The third problem with Google’s policy to “explicitly prohibit derogatory content that promotes hatred, intolerance, violence or discrimination” is their failure to enforce this policy in an objective or neutral way. The Washington Post contains an article entitled “Why Can’t We Hate Men?” The New York Times has an article entitled “Can My Children Be Friends With White People?” The Root has an article entitled “10 Wypipo We Need To Call The Cops On”—a list that includes “Overly Nice White People” and “White People In Black Neighborhoods.” The Root article may be satire, but Google’s policy does not make an exception for satire, and the other articles mentioned are indisputably serious in tone and argument and their host sites attract far more traffic than the Federalist. The reason that the Federalist is under scrutiny—but not the other websites mentioned—is because of Google’s corporate prejudice towards conservatives and towards heterodox viewpoints on social topics more generally. To illustrate this, imagine the following scenario.
There is a small town in the middle of the United States, with one main road and a speed limit of 55 mph. The police routinely set up speed traps to generate revenue for the township. Any black motorist traveling at a speed even slightly in excess of the limit is pulled over and fined, while white motorists are routinely allowed to grossly exceed the speed limit without repercussions. When questioned about the disparity in their traffic stops, the police refer to the posted speed limit and say that the motorists they pulled over were breaking the law.
Is the conduct of the police discriminatory in the above scenario? Can it really be wrong to pull over black motorists who are breaking the law? Most people would correctly answer yes to both questions, yet many of those same people would probably consider Google’s actions non-discriminatory.
This leads us to the fourth, and arguably most important problem. By targeting not just conservative websites, but the comments sections of some websites, while ignoring the sexism and racism at the core of the articles listed above, they are tacitly endorsing those viewpoints.

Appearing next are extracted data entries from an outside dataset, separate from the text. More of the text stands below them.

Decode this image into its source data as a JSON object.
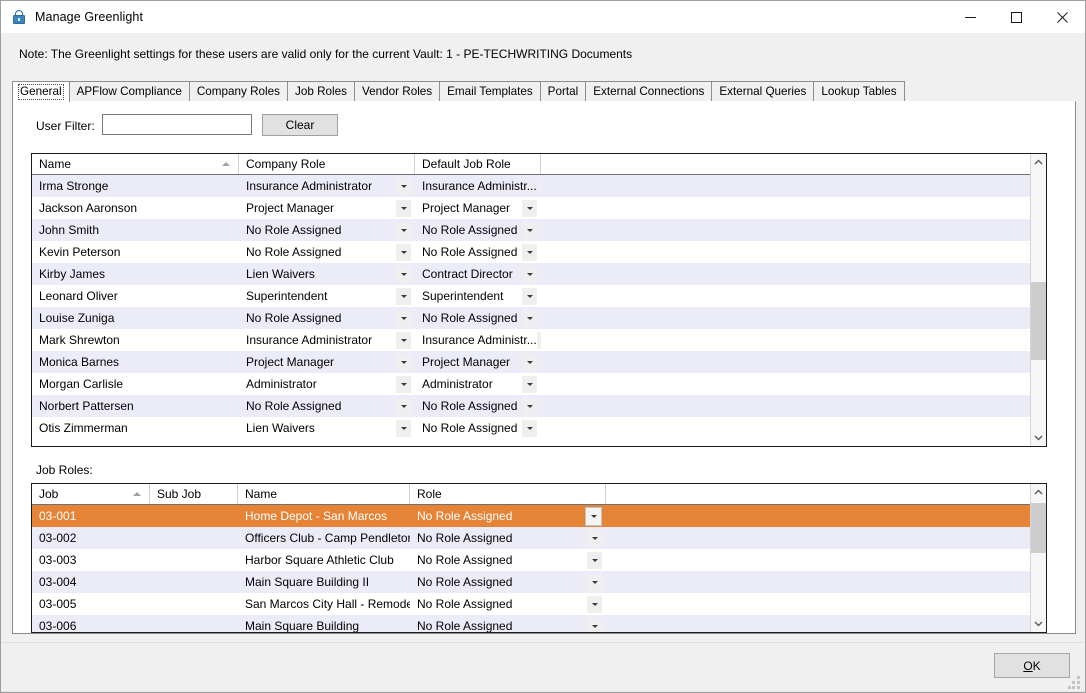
{
  "window": {
    "title": "Manage Greenlight",
    "icon": "padlock-icon",
    "minimize_label": "Minimize",
    "maximize_label": "Maximize",
    "close_label": "Close"
  },
  "note": "Note:  The Greenlight settings for these users are valid only for the current Vault: 1 - PE-TECHWRITING Documents",
  "tabs": [
    {
      "label": "General",
      "selected": true
    },
    {
      "label": "APFlow Compliance",
      "selected": false
    },
    {
      "label": "Company Roles",
      "selected": false
    },
    {
      "label": "Job Roles",
      "selected": false
    },
    {
      "label": "Vendor Roles",
      "selected": false
    },
    {
      "label": "Email Templates",
      "selected": false
    },
    {
      "label": "Portal",
      "selected": false
    },
    {
      "label": "External Connections",
      "selected": false
    },
    {
      "label": "External Queries",
      "selected": false
    },
    {
      "label": "Lookup Tables",
      "selected": false
    }
  ],
  "filter": {
    "label": "User Filter:",
    "value": "",
    "placeholder": "",
    "clear_label": "Clear"
  },
  "users_grid": {
    "columns": [
      "Name",
      "Company Role",
      "Default Job Role",
      ""
    ],
    "sorted_column": "Name",
    "sort_direction": "asc",
    "rows": [
      {
        "name": "Irma Stronge",
        "company_role": "Insurance Administrator",
        "default_job_role": "Insurance Administr..."
      },
      {
        "name": "Jackson Aaronson",
        "company_role": "Project Manager",
        "default_job_role": "Project Manager"
      },
      {
        "name": "John Smith",
        "company_role": "No Role Assigned",
        "default_job_role": "No Role Assigned"
      },
      {
        "name": "Kevin Peterson",
        "company_role": "No Role Assigned",
        "default_job_role": "No Role Assigned"
      },
      {
        "name": "Kirby James",
        "company_role": "Lien Waivers",
        "default_job_role": "Contract Director"
      },
      {
        "name": "Leonard Oliver",
        "company_role": "Superintendent",
        "default_job_role": "Superintendent"
      },
      {
        "name": "Louise Zuniga",
        "company_role": "No Role Assigned",
        "default_job_role": "No Role Assigned"
      },
      {
        "name": "Mark Shrewton",
        "company_role": "Insurance Administrator",
        "default_job_role": "Insurance Administr..."
      },
      {
        "name": "Monica Barnes",
        "company_role": "Project Manager",
        "default_job_role": "Project Manager"
      },
      {
        "name": "Morgan Carlisle",
        "company_role": "Administrator",
        "default_job_role": "Administrator"
      },
      {
        "name": "Norbert Pattersen",
        "company_role": "No Role Assigned",
        "default_job_role": "No Role Assigned"
      },
      {
        "name": "Otis Zimmerman",
        "company_role": "Lien Waivers",
        "default_job_role": "No Role Assigned"
      }
    ]
  },
  "job_roles": {
    "section_label": "Job Roles:",
    "columns": [
      "Job",
      "Sub Job",
      "Name",
      "Role",
      ""
    ],
    "sorted_column": "Job",
    "sort_direction": "asc",
    "rows": [
      {
        "job": "03-001",
        "sub_job": "",
        "name": "Home Depot - San Marcos",
        "role": "No Role Assigned",
        "selected": true
      },
      {
        "job": "03-002",
        "sub_job": "",
        "name": "Officers Club - Camp Pendleton",
        "role": "No Role Assigned",
        "selected": false
      },
      {
        "job": "03-003",
        "sub_job": "",
        "name": "Harbor Square Athletic Club",
        "role": "No Role Assigned",
        "selected": false
      },
      {
        "job": "03-004",
        "sub_job": "",
        "name": "Main Square Building II",
        "role": "No Role Assigned",
        "selected": false
      },
      {
        "job": "03-005",
        "sub_job": "",
        "name": "San Marcos City Hall - Remodel",
        "role": "No Role Assigned",
        "selected": false
      },
      {
        "job": "03-006",
        "sub_job": "",
        "name": "Main Square Building",
        "role": "No Role Assigned",
        "selected": false
      }
    ]
  },
  "footer": {
    "ok_label": "OK",
    "ok_accelerator": "O"
  },
  "colors": {
    "selection": "#e58337",
    "alt_row": "#ececf8",
    "row": "#ffffff",
    "window_bg": "#f0f0f0",
    "button_face": "#e1e1e1",
    "scroll_thumb": "#cdcdcd"
  }
}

Not only is Google setting the standard for acceptable discourse, the standard they are setting is a moral abomination. It’s time to sound the alarm. The malignant identity politics at the heart of a piece that argues that black and white children cannot be friends has so poisoned our public discourse that many people either do not see the problem with such a piece, or even agree with it.
It is time to start to organize an effective movement against these measures. Peaceful marches outside the headquarters of tech and social media conglomerates would probably be the most effective use of current resources. Open letters to the CEOs of Google, Facebook, Twitter and other media companies, and signed by both conservative and liberal public personalities, along with politicians and members of the public, would also draw attention to this issue. The state of our discourse, and the institutional gatekeeping surrounding it is getting worse, not better. It is time to take action.